U.S. residents have been placing bets over the Internet since 1995, and from the outset some members of Congress have been trying to ban the activity. Their past efforts failed due to opposition from dog tracks, state lotteries, and other interests worried that such a prohibition would hamper their operations.

Internet gambling is booming. By last summer, U.S. gamblers accounted for half of the industry's $12 billion in revenue, and online-gambling stocks such as that of PartyGaming were flying high on the London Stock Exchange.

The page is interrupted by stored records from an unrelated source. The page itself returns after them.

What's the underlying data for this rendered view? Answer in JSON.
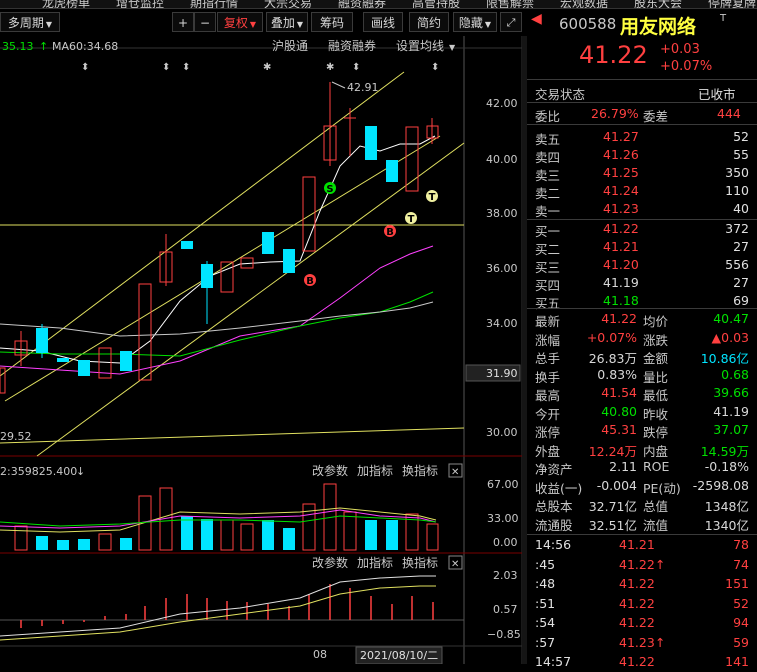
{
  "menu": [
    "龙虎榜单",
    "增仓监控",
    "期指行情",
    "大宗交易",
    "融资融券",
    "高管持股",
    "限售解禁",
    "宏观数据",
    "股东大会",
    "停牌复牌"
  ],
  "toolbar": {
    "period": "多周期",
    "plus": "+",
    "minus": "−",
    "fuquan": "复权",
    "overlay": "叠加",
    "chips": "筹码",
    "draw": "画线",
    "simple": "简约",
    "hide": "隐藏",
    "expand_icon": "expand-icon"
  },
  "ma_line": {
    "ma_value": "35.13",
    "ma_arrow": "↑",
    "ma60": "MA60:34.68",
    "links": [
      "沪股通",
      "融资融券",
      "设置均线"
    ]
  },
  "price_axis": {
    "ticks": [
      "42.00",
      "40.00",
      "38.00",
      "36.00",
      "34.00",
      "32.00",
      "30.00"
    ],
    "current": "31.90"
  },
  "annotations": {
    "high": "42.91",
    "low": "29.52"
  },
  "markers": {
    "buy": "B",
    "sell": "S",
    "t": "T"
  },
  "volume_panel": {
    "label": "2:359825.400",
    "label_arrow": "↓",
    "links": [
      "改参数",
      "加指标",
      "换指标"
    ],
    "close_icon": "✕",
    "ticks": [
      "67.00",
      "33.00",
      "0.00"
    ]
  },
  "macd_panel": {
    "links": [
      "改参数",
      "加指标",
      "换指标"
    ],
    "close_icon": "✕",
    "ticks": [
      "2.03",
      "0.57",
      "−0.85"
    ]
  },
  "x_axis": {
    "label_08": "08",
    "date": "2021/08/10/二"
  },
  "stock": {
    "code": "600588",
    "name": "用友网络",
    "badge": "T",
    "price": "41.22",
    "change": "+0.03",
    "change_pct": "+0.07%",
    "status_label": "交易状态",
    "status_value": "已收市",
    "weibi_label": "委比",
    "weibi_value": "26.79%",
    "weicha_label": "委差",
    "weicha_value": "444"
  },
  "asks": [
    {
      "label": "卖五",
      "price": "41.27",
      "vol": "52"
    },
    {
      "label": "卖四",
      "price": "41.26",
      "vol": "55"
    },
    {
      "label": "卖三",
      "price": "41.25",
      "vol": "350"
    },
    {
      "label": "卖二",
      "price": "41.24",
      "vol": "110"
    },
    {
      "label": "卖一",
      "price": "41.23",
      "vol": "40"
    }
  ],
  "bids": [
    {
      "label": "买一",
      "price": "41.22",
      "vol": "372",
      "color": "#ff4040"
    },
    {
      "label": "买二",
      "price": "41.21",
      "vol": "27",
      "color": "#ff4040"
    },
    {
      "label": "买三",
      "price": "41.20",
      "vol": "556",
      "color": "#ff4040"
    },
    {
      "label": "买四",
      "price": "41.19",
      "vol": "27",
      "color": "#d8d8d8"
    },
    {
      "label": "买五",
      "price": "41.18",
      "vol": "69",
      "color": "#00e000"
    }
  ],
  "stats": [
    {
      "l1": "最新",
      "v1": "41.22",
      "c1": "#ff4040",
      "l2": "均价",
      "v2": "40.47",
      "c2": "#00e000"
    },
    {
      "l1": "涨幅",
      "v1": "+0.07%",
      "c1": "#ff4040",
      "l2": "涨跌",
      "v2": "▲0.03",
      "c2": "#ff4040"
    },
    {
      "l1": "总手",
      "v1": "26.83万",
      "c1": "#d8d8d8",
      "l2": "金额",
      "v2": "10.86亿",
      "c2": "#00e5ff"
    },
    {
      "l1": "换手",
      "v1": "0.83%",
      "c1": "#d8d8d8",
      "l2": "量比",
      "v2": "0.68",
      "c2": "#00e000"
    },
    {
      "l1": "最高",
      "v1": "41.54",
      "c1": "#ff4040",
      "l2": "最低",
      "v2": "39.66",
      "c2": "#00e000"
    },
    {
      "l1": "今开",
      "v1": "40.80",
      "c1": "#00e000",
      "l2": "昨收",
      "v2": "41.19",
      "c2": "#d8d8d8"
    },
    {
      "l1": "涨停",
      "v1": "45.31",
      "c1": "#ff4040",
      "l2": "跌停",
      "v2": "37.07",
      "c2": "#00e000"
    },
    {
      "l1": "外盘",
      "v1": "12.24万",
      "c1": "#ff4040",
      "l2": "内盘",
      "v2": "14.59万",
      "c2": "#00e000"
    },
    {
      "l1": "净资产",
      "v1": "2.11",
      "c1": "#d8d8d8",
      "l2": "ROE",
      "v2": "-0.18%",
      "c2": "#d8d8d8"
    },
    {
      "l1": "收益(一)",
      "v1": "-0.004",
      "c1": "#d8d8d8",
      "l2": "PE(动)",
      "v2": "-2598.08",
      "c2": "#d8d8d8"
    },
    {
      "l1": "总股本",
      "v1": "32.71亿",
      "c1": "#d8d8d8",
      "l2": "总值",
      "v2": "1348亿",
      "c2": "#d8d8d8"
    },
    {
      "l1": "流通股",
      "v1": "32.51亿",
      "c1": "#d8d8d8",
      "l2": "流值",
      "v2": "1340亿",
      "c2": "#d8d8d8"
    }
  ],
  "ticks": [
    {
      "time": "14:56",
      "price": "41.21",
      "arrow": "",
      "vol": "78"
    },
    {
      "time": ":45",
      "price": "41.22",
      "arrow": "↑",
      "vol": "74"
    },
    {
      "time": ":48",
      "price": "41.22",
      "arrow": "",
      "vol": "151"
    },
    {
      "time": ":51",
      "price": "41.22",
      "arrow": "",
      "vol": "52"
    },
    {
      "time": ":54",
      "price": "41.22",
      "arrow": "",
      "vol": "94"
    },
    {
      "time": ":57",
      "price": "41.23",
      "arrow": "↑",
      "vol": "59"
    },
    {
      "time": "14:57",
      "price": "41.22",
      "arrow": "",
      "vol": "141"
    }
  ]
}
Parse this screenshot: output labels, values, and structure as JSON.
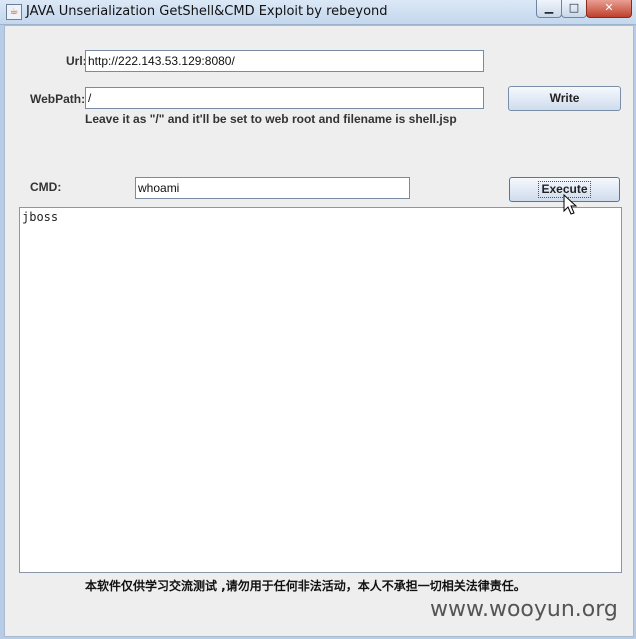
{
  "window": {
    "title": "JAVA Unserialization GetShell&CMD Exploit",
    "author": "by rebeyond",
    "icon": "java-app-icon",
    "controls": {
      "minimize": "▭",
      "maximize": "□",
      "close": "✕"
    }
  },
  "form": {
    "url_label": "Url:",
    "url_value": "http://222.143.53.129:8080/",
    "webpath_label": "WebPath:",
    "webpath_value": "/",
    "write_label": "Write",
    "hint": "Leave it as \"/\" and it'll be set to web root and filename is shell.jsp",
    "cmd_label": "CMD:",
    "cmd_value": "whoami",
    "execute_label": "Execute"
  },
  "output": {
    "text": "jboss"
  },
  "disclaimer": "本软件仅供学习交流测试 ,请勿用于任何非法活动，本人不承担一切相关法律责任。",
  "watermark": "www.wooyun.org"
}
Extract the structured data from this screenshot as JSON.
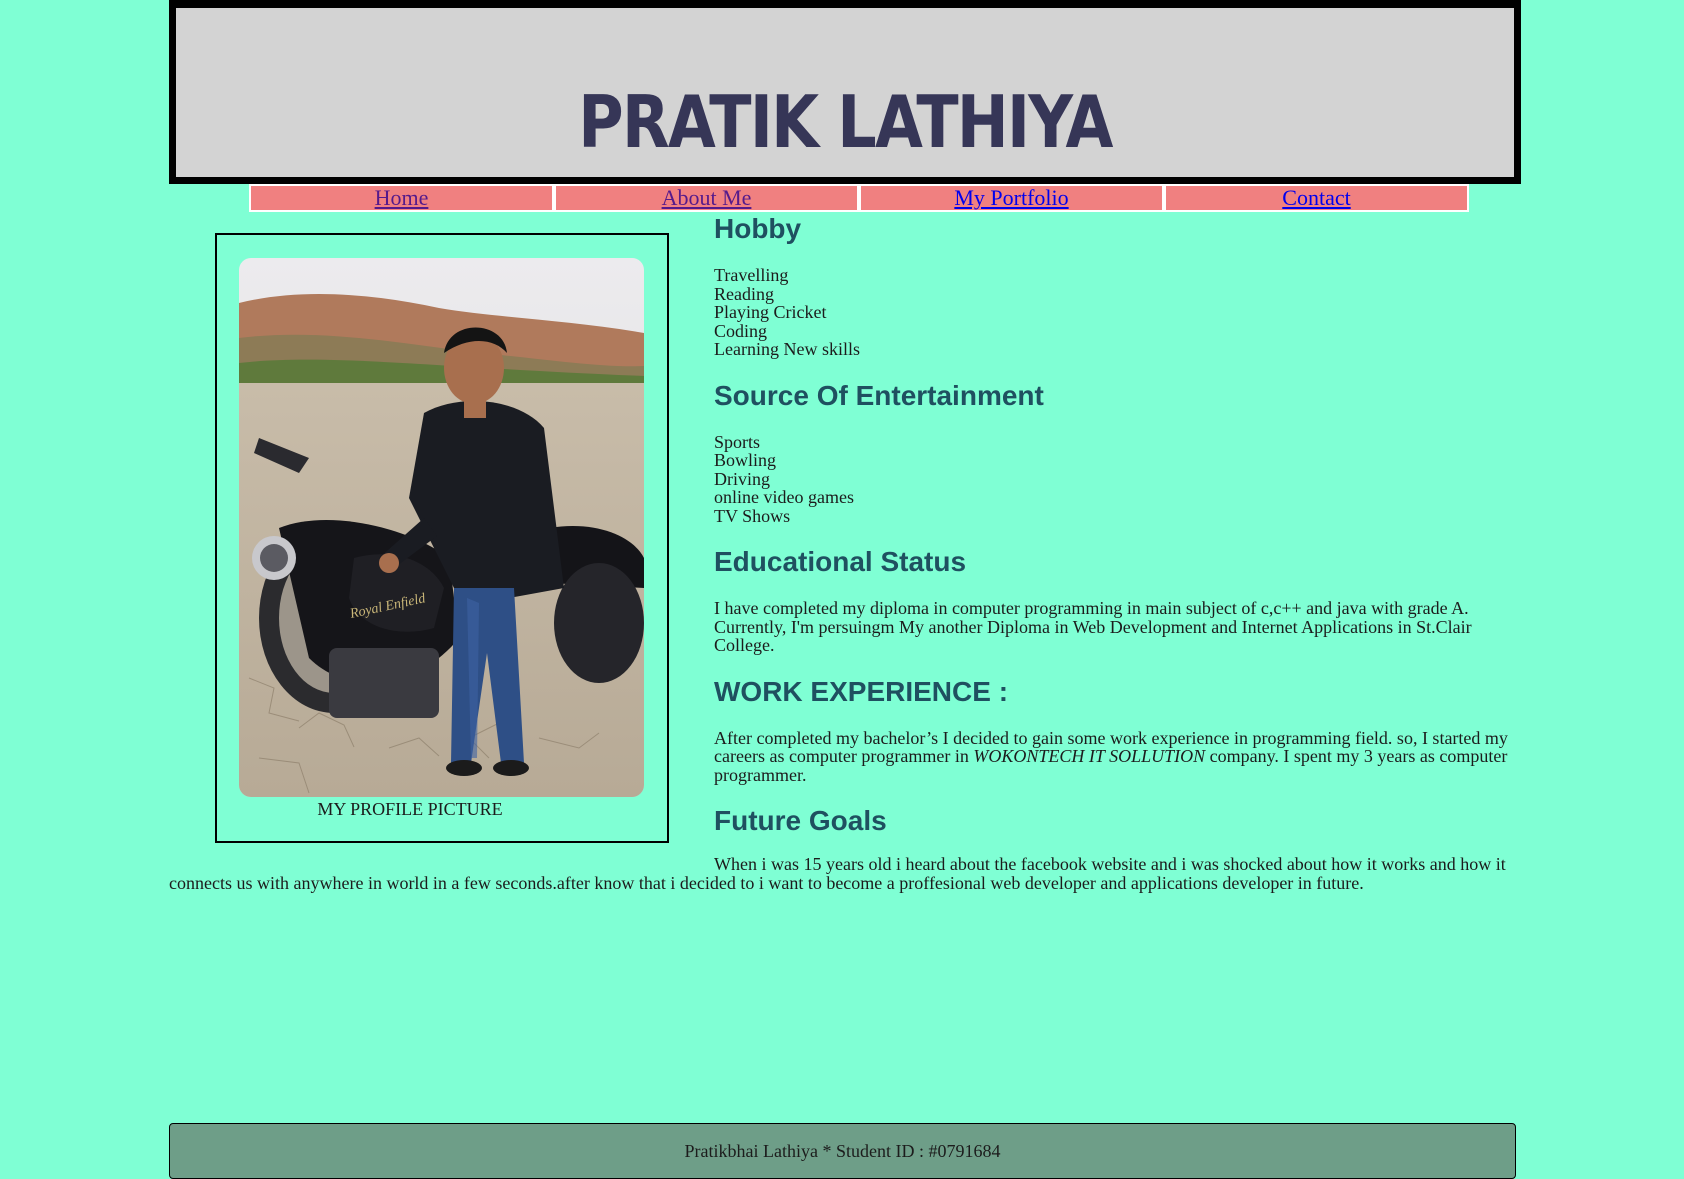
{
  "header": {
    "title": "PRATIK LATHIYA"
  },
  "nav": {
    "items": [
      {
        "label": "Home"
      },
      {
        "label": "About Me"
      },
      {
        "label": "My Portfolio"
      },
      {
        "label": "Contact"
      }
    ]
  },
  "profile": {
    "caption": "MY PROFILE PICTURE"
  },
  "sections": {
    "hobby": {
      "title": "Hobby",
      "items": [
        "Travelling",
        "Reading",
        "Playing Cricket",
        "Coding",
        "Learning New skills"
      ]
    },
    "entertainment": {
      "title": "Source Of Entertainment",
      "items": [
        "Sports",
        "Bowling",
        "Driving",
        "online video games",
        "TV Shows"
      ]
    },
    "education": {
      "title": "Educational Status",
      "text": "I have completed my diploma in computer programming in main subject of c,c++ and java with grade A. Currently, I'm persuingm My another Diploma in Web Development and Internet Applications in St.Clair College."
    },
    "work": {
      "title": "WORK EXPERIENCE :",
      "text_before": "After completed my bachelor’s I decided to gain some work experience in programming field. so, I started my careers as computer programmer in ",
      "company": "WOKONTECH IT SOLLUTION",
      "text_after": " company. I spent my 3 years as computer programmer."
    },
    "future": {
      "title": "Future Goals",
      "text": "When i was 15 years old i heard about the facebook website and i was shocked about how it works and how it connects us with anywhere in world in a few seconds.after know that i decided to i want to become a proffesional web developer and applications developer in future."
    }
  },
  "footer": {
    "text": "Pratikbhai Lathiya * Student ID : #0791684"
  },
  "colors": {
    "page_bg": "#7fffd4",
    "header_bg": "#d3d3d3",
    "title_color": "#363657",
    "nav_bg": "#f08080",
    "heading_color": "#1f5060",
    "footer_bg": "#6e9e88"
  }
}
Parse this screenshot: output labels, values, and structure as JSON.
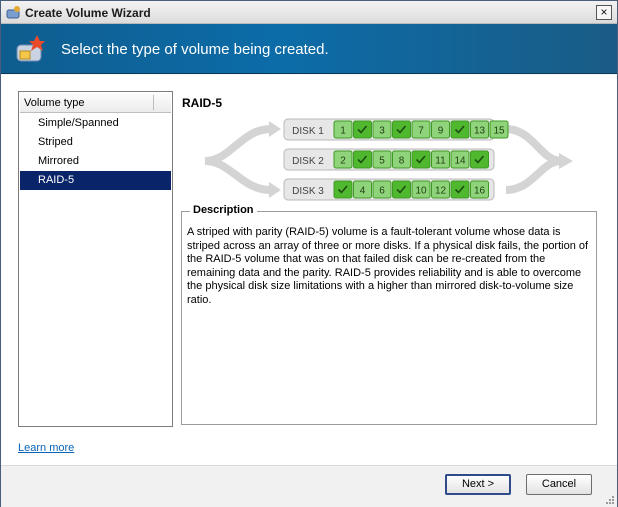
{
  "window": {
    "title": "Create Volume Wizard",
    "close_glyph": "×"
  },
  "header": {
    "text": "Select the type of volume being created.",
    "icon": "volume-wizard-icon"
  },
  "volume_list": {
    "column_header": "Volume type",
    "items": [
      "Simple/Spanned",
      "Striped",
      "Mirrored",
      "RAID-5"
    ],
    "selected": "RAID-5"
  },
  "main": {
    "title": "RAID-5",
    "disks": [
      {
        "label": "DISK 1",
        "cells": [
          "1",
          "check",
          "3",
          "check",
          "7",
          "9",
          "check",
          "13",
          "15"
        ]
      },
      {
        "label": "DISK 2",
        "cells": [
          "2",
          "check",
          "5",
          "8",
          "check",
          "11",
          "14",
          "check"
        ]
      },
      {
        "label": "DISK 3",
        "cells": [
          "check",
          "4",
          "6",
          "check",
          "10",
          "12",
          "check",
          "16"
        ]
      }
    ],
    "description_label": "Description",
    "description": "A striped with parity (RAID-5) volume is a fault-tolerant volume whose data is striped across an array of three or more disks. If a physical disk fails, the portion of the RAID-5 volume that was on that failed disk can be re-created from the remaining data and the parity. RAID-5 provides reliability and is able to overcome the physical disk size limitations with a higher than mirrored disk-to-volume size ratio."
  },
  "learn_more": "Learn more",
  "buttons": {
    "next": "Next >",
    "cancel": "Cancel"
  }
}
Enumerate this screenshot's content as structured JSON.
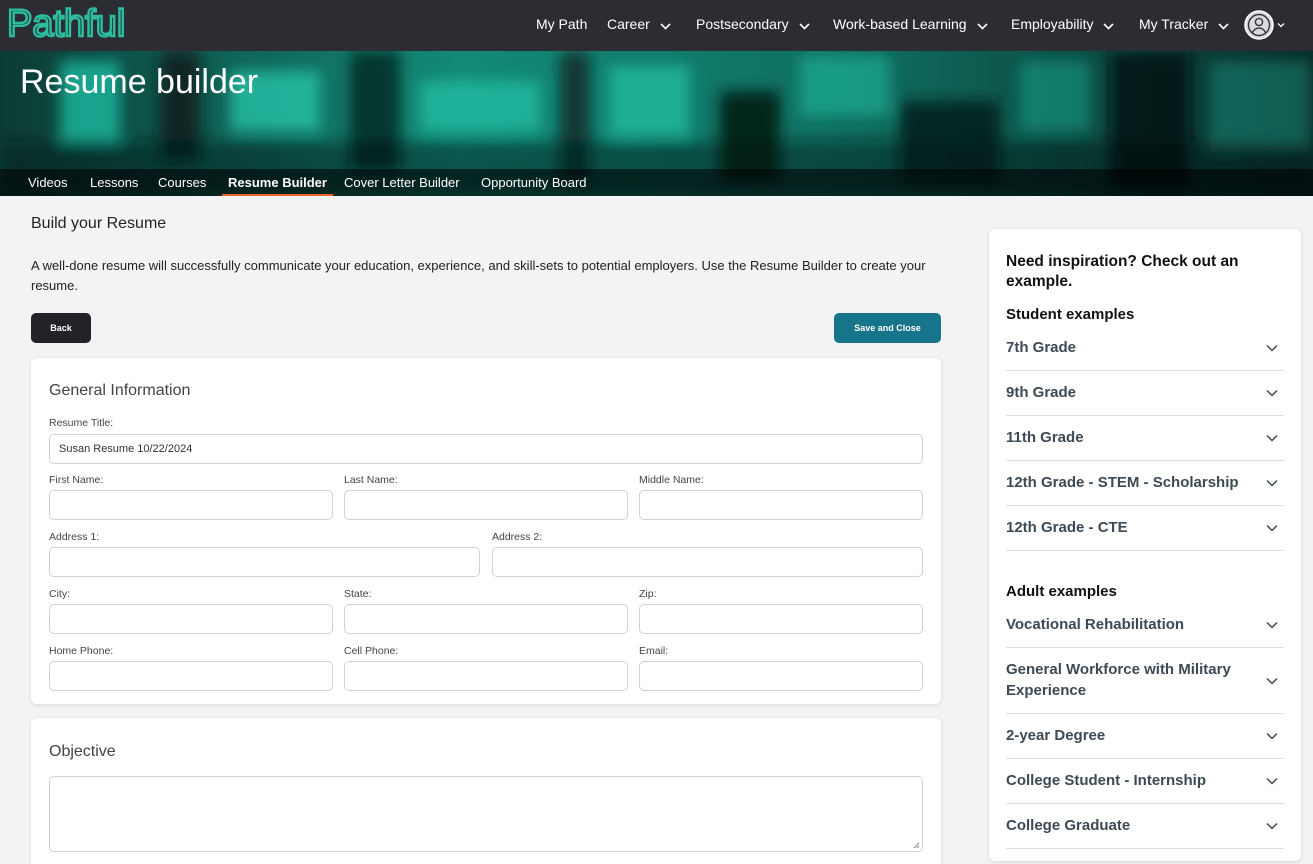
{
  "app": {
    "logo_text": "Pathful"
  },
  "topnav": {
    "items": [
      {
        "label": "My Path",
        "has_dropdown": false
      },
      {
        "label": "Career",
        "has_dropdown": true
      },
      {
        "label": "Postsecondary",
        "has_dropdown": true
      },
      {
        "label": "Work-based Learning",
        "has_dropdown": true
      },
      {
        "label": "Employability",
        "has_dropdown": true
      },
      {
        "label": "My Tracker",
        "has_dropdown": true
      }
    ],
    "avatar_icon": "user-circle-icon"
  },
  "hero": {
    "title": "Resume builder"
  },
  "subnav": {
    "items": [
      {
        "label": "Videos"
      },
      {
        "label": "Lessons"
      },
      {
        "label": "Courses"
      },
      {
        "label": "Resume Builder",
        "active": true
      },
      {
        "label": "Cover Letter Builder"
      },
      {
        "label": "Opportunity Board"
      }
    ]
  },
  "main": {
    "heading": "Build your Resume",
    "intro": "A well-done resume will successfully communicate your education, experience, and skill-sets to potential employers. Use the Resume Builder to create your resume.",
    "back_label": "Back",
    "save_label": "Save and Close"
  },
  "general": {
    "title": "General Information",
    "resume_title_label": "Resume Title:",
    "resume_title_value": "Susan Resume 10/22/2024",
    "first_name_label": "First Name:",
    "last_name_label": "Last Name:",
    "middle_name_label": "Middle Name:",
    "address1_label": "Address 1:",
    "address2_label": "Address 2:",
    "city_label": "City:",
    "state_label": "State:",
    "zip_label": "Zip:",
    "home_phone_label": "Home Phone:",
    "cell_phone_label": "Cell Phone:",
    "email_label": "Email:"
  },
  "objective": {
    "title": "Objective"
  },
  "sidebar": {
    "heading": "Need inspiration? Check out an example.",
    "student_title": "Student examples",
    "student_items": [
      "7th Grade",
      "9th Grade",
      "11th Grade",
      "12th Grade - STEM - Scholarship",
      "12th Grade - CTE"
    ],
    "adult_title": "Adult examples",
    "adult_items": [
      "Vocational Rehabilitation",
      "General Workforce with Military Experience",
      "2-year Degree",
      "College Student - Internship",
      "College Graduate"
    ]
  },
  "colors": {
    "nav_bg": "#2b2d33",
    "brand_teal": "#16758a",
    "logo_teal": "#2bbfa0",
    "active_tab_underline": "#e8642c"
  }
}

In July, Republicans in the House of Representatives passed an Internet gambling ban, but it encountered opposition in the Senate and appeared to be headed for yet another defeat until Senate Majority Leader Bill Frist (R-Tennessee) attached it to an unrelated port-security bill--a move that guaranteed passage. When the bill passed in September, Frist denounced gambling as an addiction that "frays the fabric of society."

In the wake of the law's passage, investors in London sold off PartyGaming and other Internet gambling stocks, erasing $7 billion from the stock exchange in a matter of days. Many of those British companies said they would no longer accept wagers from their most lucrative market across the Atlantic.

But other gambling sites, such as the privately owned Bodog and PokerStars, say they will continue to serve American customers. Their Caribbean locales put them beyond the reach of U.S. law enforcement--unlike gambling executives in Britain, who face extradition to this country under a 2004 treaty originally intended for extraditing terror suspects.

Industry pundits don't expect the ban to end online gambling. "I have no doubt the private operators will pick up the slack," says Tejinder Randhawa, an analyst for Evolution Securities in London.